The Yellow Book specifies only on low, close to the hardware level, such as bits stored on the CD. In order to ensure a largely device-and operating system-independent data storage, file system standards were introduced on a more abstract level, based on the Yellow Book: First, the ISO - 9660 standard, as an extension of it then Joliet and Rock Ridge.

Literature / Web Links

The Yellow Book was published by Philips and Sony for their licensees; it is still only available directly at Philips, for the price of $ 100 (single, 2005). However, the Yellow Book respect the content of the subsequently adopted standards ISO / IEC 10149 and ECMA 130, the latter is freely downloadable at the following address:

  • Standard ECMA -130: Data Interchange on Read-only 120 mm Optical Data Disks ( CD -ROM)

Blue Book

The Blue Book standard (English for blue book) is from the year 1995 and describes the so-called Advanced music CDs ( Enhanced Music CD, Enhanced CD, CD -Extra). It is pressed CDs that contained in the first session audio data ( up to 98 tracks) and computer-readable data in a second session.

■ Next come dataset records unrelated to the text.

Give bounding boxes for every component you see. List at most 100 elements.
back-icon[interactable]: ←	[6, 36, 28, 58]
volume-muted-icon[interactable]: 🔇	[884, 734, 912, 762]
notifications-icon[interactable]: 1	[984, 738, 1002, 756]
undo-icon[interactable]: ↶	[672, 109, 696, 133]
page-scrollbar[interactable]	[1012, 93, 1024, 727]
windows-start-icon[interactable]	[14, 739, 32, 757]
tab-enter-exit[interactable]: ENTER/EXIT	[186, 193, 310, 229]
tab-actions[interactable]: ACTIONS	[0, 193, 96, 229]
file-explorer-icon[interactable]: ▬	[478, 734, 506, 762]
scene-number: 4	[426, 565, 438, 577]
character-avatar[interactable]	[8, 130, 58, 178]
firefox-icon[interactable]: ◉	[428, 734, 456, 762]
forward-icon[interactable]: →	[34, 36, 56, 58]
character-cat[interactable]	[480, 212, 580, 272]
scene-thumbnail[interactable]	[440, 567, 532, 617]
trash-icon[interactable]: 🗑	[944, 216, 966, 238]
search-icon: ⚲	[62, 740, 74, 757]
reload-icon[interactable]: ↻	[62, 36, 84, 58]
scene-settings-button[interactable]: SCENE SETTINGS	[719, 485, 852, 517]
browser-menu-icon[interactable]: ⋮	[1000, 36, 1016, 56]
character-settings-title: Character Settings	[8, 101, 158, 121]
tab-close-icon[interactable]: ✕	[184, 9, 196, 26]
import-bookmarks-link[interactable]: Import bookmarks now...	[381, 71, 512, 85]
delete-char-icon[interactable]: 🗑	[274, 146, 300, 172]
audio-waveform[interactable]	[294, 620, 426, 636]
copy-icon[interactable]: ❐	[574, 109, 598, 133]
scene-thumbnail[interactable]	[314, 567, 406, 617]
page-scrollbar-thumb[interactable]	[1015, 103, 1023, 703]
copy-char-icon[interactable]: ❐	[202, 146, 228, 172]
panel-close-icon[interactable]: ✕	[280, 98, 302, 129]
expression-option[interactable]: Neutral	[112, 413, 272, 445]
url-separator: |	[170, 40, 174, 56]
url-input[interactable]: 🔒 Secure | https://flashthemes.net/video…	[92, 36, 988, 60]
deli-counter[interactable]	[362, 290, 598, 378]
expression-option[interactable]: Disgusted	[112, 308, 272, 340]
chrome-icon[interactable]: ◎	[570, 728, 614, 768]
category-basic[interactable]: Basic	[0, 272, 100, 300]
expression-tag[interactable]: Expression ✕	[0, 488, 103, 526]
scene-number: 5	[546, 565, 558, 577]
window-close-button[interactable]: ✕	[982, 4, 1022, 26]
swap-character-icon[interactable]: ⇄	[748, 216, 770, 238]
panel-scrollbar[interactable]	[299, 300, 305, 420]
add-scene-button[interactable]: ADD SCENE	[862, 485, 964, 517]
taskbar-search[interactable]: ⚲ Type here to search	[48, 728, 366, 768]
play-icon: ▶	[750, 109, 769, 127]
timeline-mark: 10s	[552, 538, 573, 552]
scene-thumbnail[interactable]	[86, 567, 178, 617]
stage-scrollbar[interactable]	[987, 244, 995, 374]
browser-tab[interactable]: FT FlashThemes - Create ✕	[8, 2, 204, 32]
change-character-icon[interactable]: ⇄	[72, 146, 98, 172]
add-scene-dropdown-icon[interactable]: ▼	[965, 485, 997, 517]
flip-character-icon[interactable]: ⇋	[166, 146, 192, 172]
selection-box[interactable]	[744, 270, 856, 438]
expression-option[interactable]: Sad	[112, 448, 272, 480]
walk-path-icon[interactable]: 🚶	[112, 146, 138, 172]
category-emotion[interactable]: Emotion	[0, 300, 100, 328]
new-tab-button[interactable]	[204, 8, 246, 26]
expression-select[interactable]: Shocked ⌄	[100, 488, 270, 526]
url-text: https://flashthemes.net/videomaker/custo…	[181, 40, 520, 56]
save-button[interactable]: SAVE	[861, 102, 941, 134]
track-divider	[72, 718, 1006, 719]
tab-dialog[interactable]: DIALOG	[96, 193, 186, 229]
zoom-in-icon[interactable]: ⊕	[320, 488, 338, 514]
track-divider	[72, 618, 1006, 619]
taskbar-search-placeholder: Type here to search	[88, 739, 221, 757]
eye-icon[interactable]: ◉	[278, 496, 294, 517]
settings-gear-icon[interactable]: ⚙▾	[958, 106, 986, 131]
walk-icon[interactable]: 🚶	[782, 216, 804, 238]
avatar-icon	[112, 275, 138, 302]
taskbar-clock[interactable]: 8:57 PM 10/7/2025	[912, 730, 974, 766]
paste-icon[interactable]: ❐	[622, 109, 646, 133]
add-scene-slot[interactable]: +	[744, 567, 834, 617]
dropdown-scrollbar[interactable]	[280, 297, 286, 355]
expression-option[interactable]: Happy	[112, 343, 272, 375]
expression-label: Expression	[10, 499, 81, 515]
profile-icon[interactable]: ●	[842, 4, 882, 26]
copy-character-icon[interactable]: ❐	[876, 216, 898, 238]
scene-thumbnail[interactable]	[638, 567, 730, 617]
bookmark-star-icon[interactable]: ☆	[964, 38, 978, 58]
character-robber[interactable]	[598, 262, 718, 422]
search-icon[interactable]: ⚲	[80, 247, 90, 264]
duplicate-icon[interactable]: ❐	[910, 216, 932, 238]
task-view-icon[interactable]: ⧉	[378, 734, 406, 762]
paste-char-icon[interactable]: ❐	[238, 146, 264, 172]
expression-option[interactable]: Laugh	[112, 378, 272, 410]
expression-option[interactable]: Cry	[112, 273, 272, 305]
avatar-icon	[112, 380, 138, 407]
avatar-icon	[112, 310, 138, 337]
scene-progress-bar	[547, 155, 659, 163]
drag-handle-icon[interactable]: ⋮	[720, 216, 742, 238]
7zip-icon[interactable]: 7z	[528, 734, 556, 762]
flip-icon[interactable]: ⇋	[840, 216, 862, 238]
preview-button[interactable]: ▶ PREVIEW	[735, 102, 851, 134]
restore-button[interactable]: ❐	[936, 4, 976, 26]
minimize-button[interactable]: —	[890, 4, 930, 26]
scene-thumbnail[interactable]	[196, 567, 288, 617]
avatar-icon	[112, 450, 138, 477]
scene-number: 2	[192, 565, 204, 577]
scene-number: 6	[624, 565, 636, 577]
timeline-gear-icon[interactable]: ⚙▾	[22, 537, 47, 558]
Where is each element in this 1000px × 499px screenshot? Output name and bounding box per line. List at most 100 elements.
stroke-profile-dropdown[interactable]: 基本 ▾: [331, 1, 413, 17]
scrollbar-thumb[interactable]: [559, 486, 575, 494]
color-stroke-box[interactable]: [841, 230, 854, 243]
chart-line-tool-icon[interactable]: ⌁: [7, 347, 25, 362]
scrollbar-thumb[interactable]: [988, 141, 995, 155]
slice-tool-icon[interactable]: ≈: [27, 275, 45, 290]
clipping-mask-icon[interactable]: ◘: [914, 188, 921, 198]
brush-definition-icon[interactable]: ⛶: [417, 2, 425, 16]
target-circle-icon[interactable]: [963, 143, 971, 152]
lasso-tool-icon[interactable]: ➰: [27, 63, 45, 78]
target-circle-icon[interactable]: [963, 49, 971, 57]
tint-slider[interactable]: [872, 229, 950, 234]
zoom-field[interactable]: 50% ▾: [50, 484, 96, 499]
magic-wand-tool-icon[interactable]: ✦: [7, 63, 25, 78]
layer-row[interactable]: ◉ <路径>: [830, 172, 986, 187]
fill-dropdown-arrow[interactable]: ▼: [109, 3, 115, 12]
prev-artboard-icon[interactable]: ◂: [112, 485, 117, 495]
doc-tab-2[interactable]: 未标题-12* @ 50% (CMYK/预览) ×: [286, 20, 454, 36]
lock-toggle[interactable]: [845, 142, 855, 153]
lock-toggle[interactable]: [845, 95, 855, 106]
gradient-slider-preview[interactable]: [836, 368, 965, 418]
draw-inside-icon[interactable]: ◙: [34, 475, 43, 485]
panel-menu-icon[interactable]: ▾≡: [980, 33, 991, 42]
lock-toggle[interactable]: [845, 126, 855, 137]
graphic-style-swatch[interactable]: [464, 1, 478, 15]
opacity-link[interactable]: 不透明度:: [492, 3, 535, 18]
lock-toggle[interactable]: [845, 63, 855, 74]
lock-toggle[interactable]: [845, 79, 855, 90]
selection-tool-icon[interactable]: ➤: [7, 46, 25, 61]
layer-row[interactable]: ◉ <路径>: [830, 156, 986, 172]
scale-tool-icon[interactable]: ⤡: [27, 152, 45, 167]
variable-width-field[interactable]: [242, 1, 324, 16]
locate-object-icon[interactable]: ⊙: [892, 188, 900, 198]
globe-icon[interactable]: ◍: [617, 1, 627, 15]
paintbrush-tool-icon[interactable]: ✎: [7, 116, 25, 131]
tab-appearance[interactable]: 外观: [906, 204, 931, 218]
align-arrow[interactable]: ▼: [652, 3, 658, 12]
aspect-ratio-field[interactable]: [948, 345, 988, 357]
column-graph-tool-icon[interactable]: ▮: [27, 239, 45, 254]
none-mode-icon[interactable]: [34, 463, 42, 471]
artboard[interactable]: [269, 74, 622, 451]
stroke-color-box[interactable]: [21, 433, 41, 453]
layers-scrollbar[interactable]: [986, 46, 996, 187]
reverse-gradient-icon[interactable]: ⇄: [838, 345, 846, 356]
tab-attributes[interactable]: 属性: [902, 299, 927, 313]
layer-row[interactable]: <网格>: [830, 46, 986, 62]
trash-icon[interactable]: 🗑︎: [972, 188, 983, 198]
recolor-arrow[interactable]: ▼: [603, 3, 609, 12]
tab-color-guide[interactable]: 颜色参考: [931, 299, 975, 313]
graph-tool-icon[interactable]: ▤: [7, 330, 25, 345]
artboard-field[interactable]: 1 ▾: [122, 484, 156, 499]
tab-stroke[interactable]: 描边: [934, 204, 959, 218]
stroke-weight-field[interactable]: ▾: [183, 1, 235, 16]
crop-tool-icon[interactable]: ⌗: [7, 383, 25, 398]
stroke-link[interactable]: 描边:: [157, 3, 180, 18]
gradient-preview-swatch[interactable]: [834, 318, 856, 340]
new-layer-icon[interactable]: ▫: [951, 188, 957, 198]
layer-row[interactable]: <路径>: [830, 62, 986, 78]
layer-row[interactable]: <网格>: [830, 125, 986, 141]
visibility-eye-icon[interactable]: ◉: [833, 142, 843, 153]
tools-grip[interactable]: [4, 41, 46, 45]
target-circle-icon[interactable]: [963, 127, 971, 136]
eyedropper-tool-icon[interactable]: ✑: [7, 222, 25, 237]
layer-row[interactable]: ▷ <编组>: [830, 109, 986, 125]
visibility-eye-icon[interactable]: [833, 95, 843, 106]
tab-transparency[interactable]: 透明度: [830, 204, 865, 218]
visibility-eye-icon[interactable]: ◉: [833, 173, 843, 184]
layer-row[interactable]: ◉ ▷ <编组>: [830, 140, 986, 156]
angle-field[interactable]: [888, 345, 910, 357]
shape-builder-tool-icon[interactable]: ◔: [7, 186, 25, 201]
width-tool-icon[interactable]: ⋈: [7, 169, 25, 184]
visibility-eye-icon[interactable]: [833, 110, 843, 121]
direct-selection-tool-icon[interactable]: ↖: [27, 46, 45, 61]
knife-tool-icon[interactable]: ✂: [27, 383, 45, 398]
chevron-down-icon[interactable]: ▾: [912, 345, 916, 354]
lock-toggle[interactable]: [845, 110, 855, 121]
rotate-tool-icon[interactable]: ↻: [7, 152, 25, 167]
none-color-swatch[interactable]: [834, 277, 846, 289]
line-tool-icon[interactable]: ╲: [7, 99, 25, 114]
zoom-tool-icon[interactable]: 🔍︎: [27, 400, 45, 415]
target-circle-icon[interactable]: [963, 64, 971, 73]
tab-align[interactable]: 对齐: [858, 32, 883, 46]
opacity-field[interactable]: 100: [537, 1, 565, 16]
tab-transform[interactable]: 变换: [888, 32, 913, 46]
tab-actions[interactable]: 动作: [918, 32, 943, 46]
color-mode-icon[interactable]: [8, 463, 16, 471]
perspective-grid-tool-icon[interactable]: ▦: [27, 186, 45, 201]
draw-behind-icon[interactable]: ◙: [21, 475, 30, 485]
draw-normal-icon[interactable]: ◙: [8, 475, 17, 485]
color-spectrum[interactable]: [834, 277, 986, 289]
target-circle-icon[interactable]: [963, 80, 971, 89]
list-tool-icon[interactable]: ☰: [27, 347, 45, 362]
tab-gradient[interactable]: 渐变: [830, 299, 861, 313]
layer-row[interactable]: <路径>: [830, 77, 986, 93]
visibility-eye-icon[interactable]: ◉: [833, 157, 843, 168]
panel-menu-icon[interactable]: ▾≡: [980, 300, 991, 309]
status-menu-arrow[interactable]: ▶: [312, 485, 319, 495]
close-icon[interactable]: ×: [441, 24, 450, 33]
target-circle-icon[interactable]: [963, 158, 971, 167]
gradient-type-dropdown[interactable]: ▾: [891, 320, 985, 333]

This dualism allows the Blue Book standard the manufacturer, in addition to the audio data to write additional information on the CD without the playing comfort is limited. If you play namely, computer data on an audio CD player off, so you can hear silence or, at best, a kind of white noise, in the worst case, the speaker and the hearing could be affected. Playing the accommodated in the second session computer data but already prevented ordinary CD player only access the first session of a CD. Computers, however, have access to both sessions, including all contents of the CD.

The data in the second session must have no substantive reference to the audio tracks, although they usually relate it (pictures, videos, or other multimedia content ).

Green Book

In the Green Book (English for green book), the data format for so-called CD-i media (CD - Interactive) is recorded. It was published in September 1990 by Philips and Sony. It essentially consists of an operating system ( CD- RTOS), a decoder ( MC 68000 ) and V components. The special feature is thus that it has data and an application program. The sector format is the same structure as in the CD -ROM XA. The resolution is 360 × 240 pixels. An extension enables full-screen playback of MPEG -1 ISO 11172nd

In addition, the following options exist:

  • CD-I -Ready (similar to a CD-DA, enables reproduction of the audio information of the CD -I)
  • CD - Bridge ( connection of CD -ROM XA and CD -i, containing the CD data by the CD-DA standard and CD -i application)

Orange Book

The Orange Book (English for Orange Book) describes recordable CD formats with multisession capability. It was first published in 1990 and consists of three parts:

The Orange Book contains the specifications for both undescribed and described for media from the above category. In addition, the data organization and recommendations are described for measuring the goodness. The Orange Book was last updated in 2002.

White Book

The White Book (English for White Book ), a standard that was initially set in 1993 by Philips and JVC for Karaoke CDs, describes the basics of video CD (VCD ) ( 1995). He was until 1998 the possibility to the website link and improve the video quality by higher-resolution formats expanded (by MPEG2).

Beige Book

The Beige Book (English for Beige Book) is the standard of Photo CD.

Scarlet Book

The Scarlet Book (English for Scarlet Book) describes the standard for Super Audio CD.

Purple Book

The Purple Book (English for Violet Book) describes the standard for the Double Density CD ( DDCD ).